Saturday, September 30, 2006

Healthcare Illusions

I just read this on my Starbucks coffee cup:

"One of America's most cherished political illusions is that we all receive the same healthcare regardless of income. Another is that we don't ration healthcare. The reality is very different. A change is needed and we have the power to bring it about."

Dr. John Kitzhaber (also on Wikipedia)

Former governor of Oregon and healthcare reform advocate

Dr. Kitzhaber is the founder of a new movement known as the Archimedes Movement which states in its opening comments a quote from Archimedes:

"Give me a lever and a place to stand, and I can move the Earth."

The Archimedes Movement currently has a draft of a legislative proposal to help address the current crisis in health care. It is currently open for comments.

Wednesday, September 20, 2006

Free 376-page book on migrating to Linux

What timing - I just ranted a bit about the dichotomies in the Linux Desktop last night and this morning I get a link to an IBM Red Book which was authored by one of my friends driving our desktop strategy. The overview here looks pretty interesting - I haven't read the book yet but hope to soon.
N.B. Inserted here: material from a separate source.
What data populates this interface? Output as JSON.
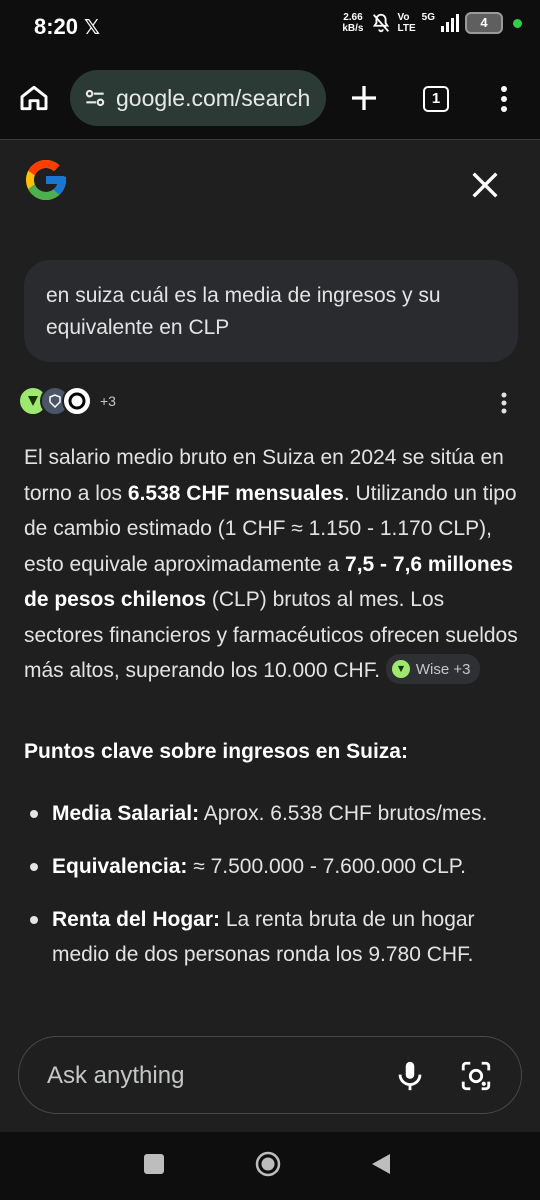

Here's the announcement that went out with the book:


A final draft of the second edition of IBM's "Linux Client Migration Cookbook" is now available online for free downloading. It targets "IT environments that need to begin an evaluation of desktop Linux, or in a broader sense any organization whose strategy is to move toward greater adoption of open source software and open standards."

read more | digg story

Tuesday, September 19, 2006

Linux Desktop Dichotomies?

Several years ago I was somewhat amused by the core Linux communities extreme focus on Linux on the desktop. More specifically, the focus was on Linux on *their* desktops because, after all, Linux was by the geeks, for the geeks. At that time, I was interested in enabling linux to run on larger hardware, as were several other folks working for vendors of larger hardware platforms. The initial and, even somewhat today, continuing resistance to scalability enhancements seemed painful at times - the ongoing refrain was that scalability could not hurt performance on desktop platforms. In other words, the primary focus of at least the kernel community was on the desktop systems.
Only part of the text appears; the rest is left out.